Homem é encontrado morto com mãos e pés amarrados em área de mata de Várzea Grande

Perrengue Mato Grosso

Um homem ainda não identificado apareceu morto na manhã deste sábado (27) em uma área de mata nos fundos do Clube dos Bancários, no bairro Souza Lima, em Várzea Grande, região metropolitana de Cuiabá. A vítima apresentava marcas de tiros e permanecia com as mãos e os pés amarrados. As características encontradas no local levaram a polícia a tratar o caso como uma possível execução.

A Polícia Militar recebeu o chamado após moradores encontrarem o corpo na região. Equipes do 4º Batalhão seguiram imediatamente para o local e confirmaram a morte. Os policiais constataram que a vítima tinha aproximadamente 30 anos e possuía pelo menos quatro perfurações provocadas por disparos de arma de fogo.

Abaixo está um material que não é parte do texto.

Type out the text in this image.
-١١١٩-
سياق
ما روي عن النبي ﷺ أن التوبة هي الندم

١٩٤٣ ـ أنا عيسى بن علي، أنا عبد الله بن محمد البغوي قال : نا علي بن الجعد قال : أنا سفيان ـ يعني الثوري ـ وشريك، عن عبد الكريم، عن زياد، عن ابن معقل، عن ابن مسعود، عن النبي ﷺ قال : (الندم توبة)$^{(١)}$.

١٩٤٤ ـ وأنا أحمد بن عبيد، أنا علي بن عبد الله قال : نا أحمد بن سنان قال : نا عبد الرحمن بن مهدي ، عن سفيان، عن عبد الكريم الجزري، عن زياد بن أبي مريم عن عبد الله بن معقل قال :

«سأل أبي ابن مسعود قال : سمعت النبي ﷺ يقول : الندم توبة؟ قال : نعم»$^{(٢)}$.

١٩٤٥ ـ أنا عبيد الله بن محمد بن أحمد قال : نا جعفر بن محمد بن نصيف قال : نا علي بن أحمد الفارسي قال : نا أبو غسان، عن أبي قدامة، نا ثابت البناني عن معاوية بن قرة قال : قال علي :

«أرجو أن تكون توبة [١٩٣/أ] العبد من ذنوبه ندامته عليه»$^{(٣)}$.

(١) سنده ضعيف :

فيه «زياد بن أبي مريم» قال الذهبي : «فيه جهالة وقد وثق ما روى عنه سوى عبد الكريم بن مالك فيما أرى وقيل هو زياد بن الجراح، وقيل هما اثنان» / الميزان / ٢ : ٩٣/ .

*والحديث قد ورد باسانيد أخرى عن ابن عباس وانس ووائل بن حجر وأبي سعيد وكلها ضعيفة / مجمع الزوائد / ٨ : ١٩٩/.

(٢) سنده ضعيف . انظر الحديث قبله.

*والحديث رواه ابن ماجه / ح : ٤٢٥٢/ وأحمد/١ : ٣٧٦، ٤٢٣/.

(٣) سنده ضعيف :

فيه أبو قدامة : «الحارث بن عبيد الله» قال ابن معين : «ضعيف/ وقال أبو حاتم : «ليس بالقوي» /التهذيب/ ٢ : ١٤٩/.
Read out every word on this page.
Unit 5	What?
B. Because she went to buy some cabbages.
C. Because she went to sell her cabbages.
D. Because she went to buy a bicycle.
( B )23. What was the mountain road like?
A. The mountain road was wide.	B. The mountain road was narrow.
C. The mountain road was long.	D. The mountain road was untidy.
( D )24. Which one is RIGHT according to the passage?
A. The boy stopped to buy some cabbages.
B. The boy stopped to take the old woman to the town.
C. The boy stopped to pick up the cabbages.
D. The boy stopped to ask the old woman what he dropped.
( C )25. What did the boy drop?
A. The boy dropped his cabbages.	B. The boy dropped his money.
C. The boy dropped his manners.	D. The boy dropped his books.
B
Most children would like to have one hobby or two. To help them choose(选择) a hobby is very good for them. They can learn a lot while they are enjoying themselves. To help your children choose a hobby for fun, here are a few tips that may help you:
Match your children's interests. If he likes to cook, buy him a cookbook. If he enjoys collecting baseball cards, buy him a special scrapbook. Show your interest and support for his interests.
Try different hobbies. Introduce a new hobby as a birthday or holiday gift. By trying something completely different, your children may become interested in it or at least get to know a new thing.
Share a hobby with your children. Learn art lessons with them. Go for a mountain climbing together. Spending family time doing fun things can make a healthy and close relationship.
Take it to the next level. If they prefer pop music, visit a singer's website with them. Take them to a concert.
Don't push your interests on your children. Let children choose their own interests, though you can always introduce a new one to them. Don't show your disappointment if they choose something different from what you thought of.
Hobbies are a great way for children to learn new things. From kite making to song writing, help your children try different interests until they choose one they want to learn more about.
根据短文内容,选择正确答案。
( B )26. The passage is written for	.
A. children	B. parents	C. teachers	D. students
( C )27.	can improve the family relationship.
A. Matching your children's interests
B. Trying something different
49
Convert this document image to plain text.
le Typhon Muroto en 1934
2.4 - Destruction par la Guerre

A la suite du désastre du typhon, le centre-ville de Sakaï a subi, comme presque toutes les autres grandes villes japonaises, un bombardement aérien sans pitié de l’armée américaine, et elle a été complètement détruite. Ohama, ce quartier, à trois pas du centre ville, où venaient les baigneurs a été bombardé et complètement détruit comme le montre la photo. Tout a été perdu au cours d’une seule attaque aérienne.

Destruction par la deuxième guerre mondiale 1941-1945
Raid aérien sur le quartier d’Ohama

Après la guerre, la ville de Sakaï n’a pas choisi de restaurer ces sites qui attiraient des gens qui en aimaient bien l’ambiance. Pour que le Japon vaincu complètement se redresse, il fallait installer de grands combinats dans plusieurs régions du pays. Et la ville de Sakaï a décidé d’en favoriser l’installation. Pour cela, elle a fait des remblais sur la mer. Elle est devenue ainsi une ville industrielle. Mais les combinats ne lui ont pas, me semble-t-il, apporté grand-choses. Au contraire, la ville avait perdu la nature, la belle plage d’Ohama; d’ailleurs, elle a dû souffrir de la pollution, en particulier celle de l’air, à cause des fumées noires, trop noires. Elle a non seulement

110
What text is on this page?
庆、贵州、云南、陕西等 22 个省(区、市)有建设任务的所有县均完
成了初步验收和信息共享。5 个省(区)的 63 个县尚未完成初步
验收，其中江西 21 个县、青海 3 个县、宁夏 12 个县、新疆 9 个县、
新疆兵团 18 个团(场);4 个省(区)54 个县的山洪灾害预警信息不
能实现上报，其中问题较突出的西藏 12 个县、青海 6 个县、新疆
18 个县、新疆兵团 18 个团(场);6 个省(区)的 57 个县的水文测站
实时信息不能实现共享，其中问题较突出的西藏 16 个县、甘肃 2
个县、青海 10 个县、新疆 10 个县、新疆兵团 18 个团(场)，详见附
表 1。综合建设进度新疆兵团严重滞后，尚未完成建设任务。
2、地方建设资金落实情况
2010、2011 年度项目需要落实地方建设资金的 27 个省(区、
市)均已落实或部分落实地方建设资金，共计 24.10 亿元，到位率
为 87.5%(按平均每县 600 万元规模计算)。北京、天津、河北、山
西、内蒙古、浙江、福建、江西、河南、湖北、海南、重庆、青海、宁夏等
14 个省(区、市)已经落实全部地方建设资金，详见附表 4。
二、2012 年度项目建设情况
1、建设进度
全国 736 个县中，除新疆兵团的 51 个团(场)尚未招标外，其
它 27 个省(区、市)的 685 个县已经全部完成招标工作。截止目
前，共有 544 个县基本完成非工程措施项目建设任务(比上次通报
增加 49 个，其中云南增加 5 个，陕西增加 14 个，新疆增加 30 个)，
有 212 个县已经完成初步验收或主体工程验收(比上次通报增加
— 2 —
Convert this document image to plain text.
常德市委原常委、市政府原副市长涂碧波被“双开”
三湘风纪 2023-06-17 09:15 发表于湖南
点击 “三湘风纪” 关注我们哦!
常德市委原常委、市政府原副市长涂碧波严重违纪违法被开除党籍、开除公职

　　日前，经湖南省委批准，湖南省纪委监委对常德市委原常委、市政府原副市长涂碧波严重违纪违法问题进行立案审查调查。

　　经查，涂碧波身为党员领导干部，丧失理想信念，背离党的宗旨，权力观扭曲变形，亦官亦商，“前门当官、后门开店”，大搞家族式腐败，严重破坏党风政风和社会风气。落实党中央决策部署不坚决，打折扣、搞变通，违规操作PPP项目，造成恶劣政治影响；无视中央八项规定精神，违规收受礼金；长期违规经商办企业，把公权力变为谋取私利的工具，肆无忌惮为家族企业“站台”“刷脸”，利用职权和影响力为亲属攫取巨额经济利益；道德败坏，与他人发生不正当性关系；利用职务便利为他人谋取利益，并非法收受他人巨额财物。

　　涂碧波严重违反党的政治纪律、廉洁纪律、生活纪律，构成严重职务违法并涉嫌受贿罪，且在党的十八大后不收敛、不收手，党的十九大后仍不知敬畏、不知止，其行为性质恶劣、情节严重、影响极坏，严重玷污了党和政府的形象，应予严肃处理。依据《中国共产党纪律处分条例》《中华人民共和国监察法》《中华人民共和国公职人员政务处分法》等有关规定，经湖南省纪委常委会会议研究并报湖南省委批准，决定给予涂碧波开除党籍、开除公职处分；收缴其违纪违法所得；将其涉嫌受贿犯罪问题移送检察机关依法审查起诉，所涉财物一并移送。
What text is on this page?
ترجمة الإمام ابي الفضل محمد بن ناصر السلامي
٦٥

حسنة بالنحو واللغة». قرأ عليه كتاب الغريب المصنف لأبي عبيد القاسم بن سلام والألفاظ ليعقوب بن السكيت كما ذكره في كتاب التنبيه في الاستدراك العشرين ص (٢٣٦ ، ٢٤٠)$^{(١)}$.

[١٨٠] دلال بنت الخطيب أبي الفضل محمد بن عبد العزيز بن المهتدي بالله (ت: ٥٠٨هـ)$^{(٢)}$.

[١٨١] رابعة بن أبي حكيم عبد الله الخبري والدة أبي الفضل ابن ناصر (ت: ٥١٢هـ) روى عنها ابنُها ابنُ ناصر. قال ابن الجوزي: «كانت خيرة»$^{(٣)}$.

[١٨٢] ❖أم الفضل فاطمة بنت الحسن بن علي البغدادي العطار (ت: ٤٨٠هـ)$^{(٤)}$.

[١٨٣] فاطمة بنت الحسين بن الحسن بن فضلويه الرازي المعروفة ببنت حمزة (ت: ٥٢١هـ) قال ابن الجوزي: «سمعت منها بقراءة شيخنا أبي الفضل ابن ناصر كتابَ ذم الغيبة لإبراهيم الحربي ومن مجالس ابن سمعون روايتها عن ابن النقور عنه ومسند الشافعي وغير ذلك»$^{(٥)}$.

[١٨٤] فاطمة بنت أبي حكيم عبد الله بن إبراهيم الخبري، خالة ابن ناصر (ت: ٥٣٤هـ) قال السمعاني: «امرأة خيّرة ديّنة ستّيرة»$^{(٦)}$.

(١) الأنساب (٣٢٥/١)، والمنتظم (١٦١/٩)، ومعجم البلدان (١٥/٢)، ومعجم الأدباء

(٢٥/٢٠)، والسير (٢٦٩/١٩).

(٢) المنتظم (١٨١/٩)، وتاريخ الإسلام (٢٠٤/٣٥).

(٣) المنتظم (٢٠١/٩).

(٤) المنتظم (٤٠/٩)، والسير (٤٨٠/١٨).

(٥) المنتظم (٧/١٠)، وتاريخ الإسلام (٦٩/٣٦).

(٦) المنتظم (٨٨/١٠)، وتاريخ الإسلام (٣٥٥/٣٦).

Moradores relataram sequência de tiros durante a madrugada

Moradores da região informaram à polícia que ouviram diversos disparos por volta das 4h da madrugada. Horas depois, populares encontraram o corpo em uma área de vegetação e acionaram as forças de segurança.

Além disso, testemunhas afirmaram que não conheciam a vítima. Até o momento, nenhuma equipe encontrou documentos ou objetos que permitam identificar o homem. Por isso, a polícia trabalha para descobrir quem era a vítima e como ela chegou ao local.

Polícia concentra investigação em possível execução

Os investigadores observaram que a maioria dos disparos atingiu a região da cabeça. Além disso, os criminosos deixaram a vítima com mãos e pés amarrados. Dessa forma, a cena reforçou a suspeita de execução.

Enquanto a equipe da Polícia Militar realizava buscas pelas proximidades, nenhum suspeito apareceu. Da mesma forma, os policiais não encontraram testemunhas que pudessem apontar os autores do crime. Mesmo assim, a investigação continua em andamento.

Perícia coleta vestígios e DHPP assume o caso

A Politec isolou a área, realizou os levantamentos periciais e coletou vestígios que podem ajudar a esclarecer o homicídio. Paralelamente, a Delegacia de Homicídios e Proteção à Pessoa (DHPP) assumiu a investigação e iniciou os procedimentos para identificar a vítima.